NASS has determined that one nonfat dry milk plant erroneously included some long-term, fixed prices sales data in its weekly reports. NASS guidelines explicitly exclude the reporting of forward pricing sales in which the selling price was set 30 days or more before the transaction was completed. As part of an annual effort to ensure proper reporting, NASS reiterated these guidelines with all participating plants in October 2006. At that time, the plants indicated they were in compliance.

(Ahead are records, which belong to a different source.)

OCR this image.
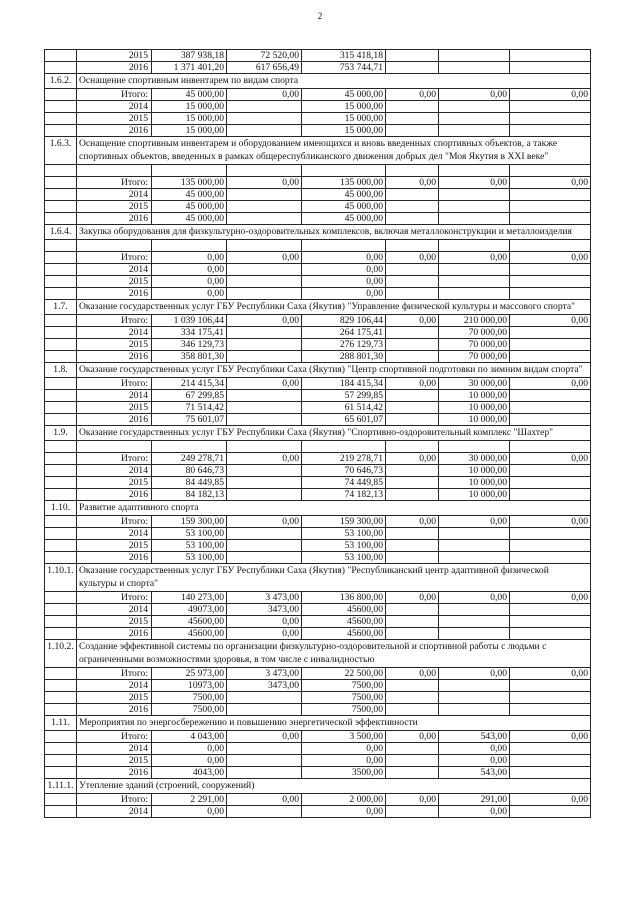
2
	2015	387 938,18	72 520,00	315 418,18			
	2016	1 371 401,20	617 656,49	753 744,71			
1.6.2.	Оснащение спортивным инвентарем по видам спорта						
	Итого:	45 000,00	0,00	45 000,00	0,00	0,00	0,00
	2014	15 000,00		15 000,00			
	2015	15 000,00		15 000,00			
	2016	15 000,00		15 000,00			
1.6.3.	Оснащение спортивным инвентарем и оборудованием имеющихся и вновь введенных спортивных объектов, а также спортивных объектов, введенных в рамках общереспубликанского движения добрых дел "Моя Якутия в XXI веке"						

	Итого:	135 000,00	0,00	135 000,00	0,00	0,00	0,00
	2014	45 000,00		45 000,00			
	2015	45 000,00		45 000,00			
	2016	45 000,00		45 000,00			
1.6.4.	Закупка оборудования для физкультурно-оздоровительных комплексов, включая металлоконструкции и металлоизделия						

	Итого:	0,00	0,00	0,00	0,00	0,00	0,00
	2014	0,00		0,00			
	2015	0,00		0,00			
	2016	0,00		0,00			
1.7.	Оказание государственных услуг ГБУ Республики Саха (Якутия) "Управление физической культуры и массового спорта"						
	Итого:	1 039 106,44	0,00	829 106,44	0,00	210 000,00	0,00
	2014	334 175,41		264 175,41		70 000,00	
	2015	346 129,73		276 129,73		70 000,00	
	2016	358 801,30		288 801,30		70 000,00	
1.8.	Оказание государственных услуг ГБУ Республики Саха (Якутия) "Центр спортивной подготовки по зимним видам спорта"						
	Итого:	214 415,34	0,00	184 415,34	0,00	30 000,00	0,00
	2014	67 299,85		57 299,85		10 000,00	
	2015	71 514,42		61 514,42		10 000,00	
	2016	75 601,07		65 601,07		10 000,00	
1.9.	Оказание государственных услуг ГБУ Республики Саха (Якутия) "Спортивно-оздоровительный комплекс "Шахтер"						

	Итого:	249 278,71	0,00	219 278,71	0,00	30 000,00	0,00
	2014	80 646,73		70 646,73		10 000,00	
	2015	84 449,85		74 449,85		10 000,00	
	2016	84 182,13		74 182,13		10 000,00	
1.10.	Развитие адаптивного спорта						
	Итого:	159 300,00	0,00	159 300,00	0,00	0,00	0,00
	2014	53 100,00		53 100,00			
	2015	53 100,00		53 100,00			
	2016	53 100,00		53 100,00			
1.10.1.	Оказание государственных услуг ГБУ Республики Саха (Якутия) "Республиканский центр адаптивной физической культуры и спорта"						
	Итого:	140 273,00	3 473,00	136 800,00	0,00	0,00	0,00
	2014	49073,00	3473,00	45600,00			
	2015	45600,00	0,00	45600,00			
	2016	45600,00	0,00	45600,00			
1.10.2.	Создание эффективной системы по организации физкультурно-оздоровительной и спортивной работы с людьми с ограниченными возможностями здоровья, в том числе с инвалидностью						
	Итого:	25 973,00	3 473,00	22 500,00	0,00	0,00	0,00
	2014	10973,00	3473,00	7500,00			
	2015	7500,00		7500,00			
	2016	7500,00		7500,00			
1.11.	Мероприятия по энергосбережению и повышению энергетической эффективности						
	Итого:	4 043,00	0,00	3 500,00	0,00	543,00	0,00
	2014	0,00		0,00		0,00	
	2015	0,00		0,00		0,00	
	2016	4043,00		3500,00		543,00	
1.11.1.	Утепление зданий (строений, сооружений)						
	Итого:	2 291,00	0,00	2 000,00	0,00	291,00	0,00
	2014	0,00		0,00		0,00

At NASS’s request, the plant in question promptly revised its reports for the previous three weeks. Based on this, NASS revised the weekly nonfat dry milk price and volume for the weeks of March 31, March 24, and March 17. These revisions, published April 13, resulted in an increase ranging from approximately 6 to 9 cents per pound in the price of nonfat dry milk. Announced Federal milk order minimum milk prices using unrevised data will not be changed. The products of milk to which those minimum prices apply have already been priced and/or sold.
Within the next 45 days, NASS will contact all 39 participating dairy product plants to review reporting criteria and request that they verify and, if necessary, revise their nonfat dry milk data reported over the past year. Based on this information, NASS will issue any needed revisions to previously published weekly prices and volumes for nonfat dry milk. This process will provide producers and the marketplace with a clearer understanding of the overall impact of the incorrect reports. NASS will protect the confidentiality of individual plant reports as required by law.
Each week, NASS contacts plants that commercially produce 1 million or more pounds of manufactured dairy products to collect specific information about price trends in the market. The Agricultural Marketing Service (AMS) uses the data to establish minimum values for milk under the Federal Milk Marketing Order program. The data also are used by the Farm Service Agency (FSA) to implement the Milk Income Loss Contract program.
AMS is working to establish a program under which it could verify the accuracy of the information being reported to NASS. Verification would occur through an auditing process.